MIP可較準確地反映主動脈的密度差異以及顯示血管的走行與分支,較好地評估血管的狹窄程度與血管壁鈣化情況,但三維立體感欠佳,無法清楚顯示重疊血管的空間結(jié)構(gòu),并且當(dāng)真假腔的密度差異不明顯時,也不能滿意地顯示真假腔和內(nèi)膜片形態(tài)[5-6]。本組中MIP對106例病人夾層破口的顯示率為0。CPR通過選擇感興趣區(qū)將血管勾勒出來,能夠消除血管重疊產(chǎn)生的混淆,清晰顯示主動脈全程,評價血管腔內(nèi)外病變以及分支受累情況。MPR可從多個方位顯示血管的形態(tài)和解剖關(guān)系,對于顯示主動脈夾層、真假腔、內(nèi)膜片形態(tài)、內(nèi)膜破口及假腔內(nèi)血栓有較好的能力,不過對于扭曲的撕裂內(nèi)膜的顯示欠佳[7-8]。

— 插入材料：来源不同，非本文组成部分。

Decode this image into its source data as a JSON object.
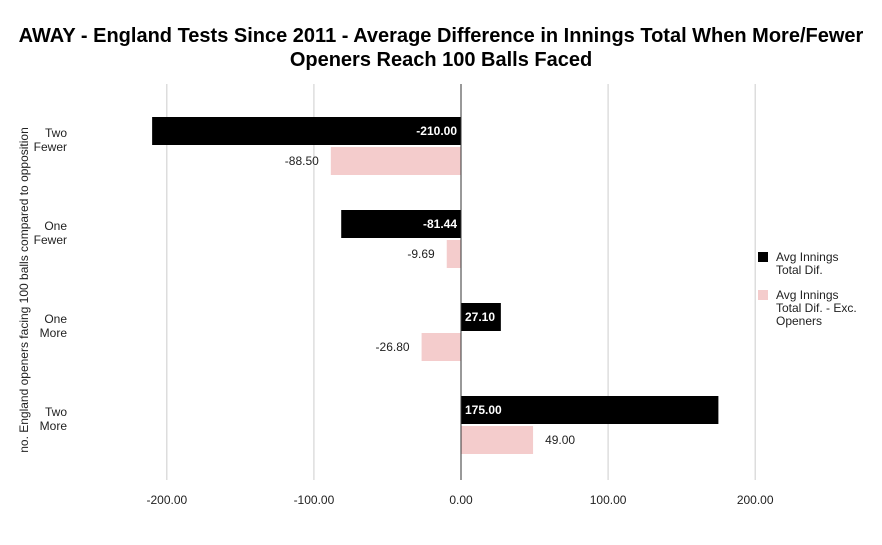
{
  "chart_data": {
    "type": "bar",
    "orientation": "horizontal",
    "title_lines": [
      "AWAY - England Tests Since 2011 - Average Difference in Innings Total When More/Fewer",
      "Openers Reach 100 Balls Faced"
    ],
    "ylabel": "no. England openers facing 100 balls compared to opposition",
    "xlabel": "",
    "categories": [
      [
        "Two",
        "Fewer"
      ],
      [
        "One",
        "Fewer"
      ],
      [
        "One",
        "More"
      ],
      [
        "Two",
        "More"
      ]
    ],
    "series": [
      {
        "name_lines": [
          "Avg Innings",
          "Total Dif."
        ],
        "color": "#000000",
        "values": [
          -210.0,
          -81.44,
          27.1,
          175.0
        ]
      },
      {
        "name_lines": [
          "Avg Innings",
          "Total Dif. - Exc.",
          "Openers"
        ],
        "color": "#f4cccc",
        "values": [
          -88.5,
          -9.69,
          -26.8,
          49.0
        ]
      }
    ],
    "xlim": [
      -240,
      240
    ],
    "xticks": [
      -200,
      -100,
      0,
      100,
      200
    ],
    "xtick_labels": [
      "-200.00",
      "-100.00",
      "0.00",
      "100.00",
      "200.00"
    ],
    "grid": true,
    "legend_position": "right"
  }
}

SSD對顯示復(fù)雜結(jié)構(gòu)的能力很強,不過由于需要設(shè)定閾值,導(dǎo)致與X線衰減有關(guān)的信息大量喪失,從而不能清楚顯示主動脈夾層及小分支血管,常用于骨骼等解剖結(jié)構(gòu)復(fù)雜病變的處理。VR是一種四維重建法,被認為是可提供類似于數(shù)字減影血管造影的血管造影圖像[9-10],可立體顯示重疊的組織結(jié)構(gòu)、血管的走行及分支以及血管腔,可清晰顯示主動脈夾層的形態(tài)、內(nèi)膜片的長度、及周圍解剖關(guān)系,但對細節(jié)的顯示仍有限[11-12]。本組結(jié)果顯示,CPR、MPR、VR、SSD的夾層破口檢出率分別為46.2%、69.8%、65.1%、39.6%,MPR和VR對夾層破口的顯示相對更滿意。
主動脈夾層的分型對于臨床醫(yī)生制定治療方案具有重要的指導(dǎo)作用。主動脈夾層累及范圍、破口位置、分支受累等情況的不同,治療策略和預(yù)后有所不同[13]。本組106例病人通過CT血管成像掃描結(jié)合后處理技術(shù),最終97例能明確顯示夾層破口,夾層破口的檢出率為91.5%,分型為Ⅰ型47例,Ⅱ型17 例,Ⅲ型42例。對于DeBakeyⅠ型、Ⅱ型,MPR、VR明顯要優(yōu)于MIP、CPR及SSD,對于Ⅲ型,CPR、MPR明顯要優(yōu)于MIP與SSD。
本組有9例夾層破口顯示欠佳,分析原因為:(1)5例破口直徑太小,而CT的空間分辨率有限,加上容積效應(yīng)等其他方面的影響,導(dǎo)致該3例無法被清楚顯示,但能大致判斷夾層破口的位置。(2)2例升主動脈根部偽影干擾了夾層破口的顯示,常規(guī)CT血管成像只能提供的是心動周期中某一時間點的主動脈靜態(tài)影像,受心臟搏動的影響,可能產(chǎn)生階梯狀偽影[14]。(3)2例假腔完全血栓化,血液源源不斷灌入假腔,在假腔內(nèi)形成血栓,當(dāng)血栓完全填充整個假腔后,對比劑很難滲入,從而無法判斷破口。有時對于夾層范圍比較局限的情況,容易誤診為真性動脈瘤[15]。綜上所述,在CT血管成像診斷主動脈夾層中,應(yīng)以橫軸面圖像為基礎(chǔ)圖像,結(jié)合強大的后處理技術(shù),首選MPR為主要的重建方法,具有操作簡單、對夾層破口的顯示能力強及準確分型等優(yōu)點,同時有選擇性地輔以VR、MIP、CPR成像,使各后處理技術(shù)提供的信息相互補充,以獲得更加滿意的成像質(zhì)量,全面、有效地顯示動脈夾層瘤的病理改變,為臨床診治提供依據(jù)。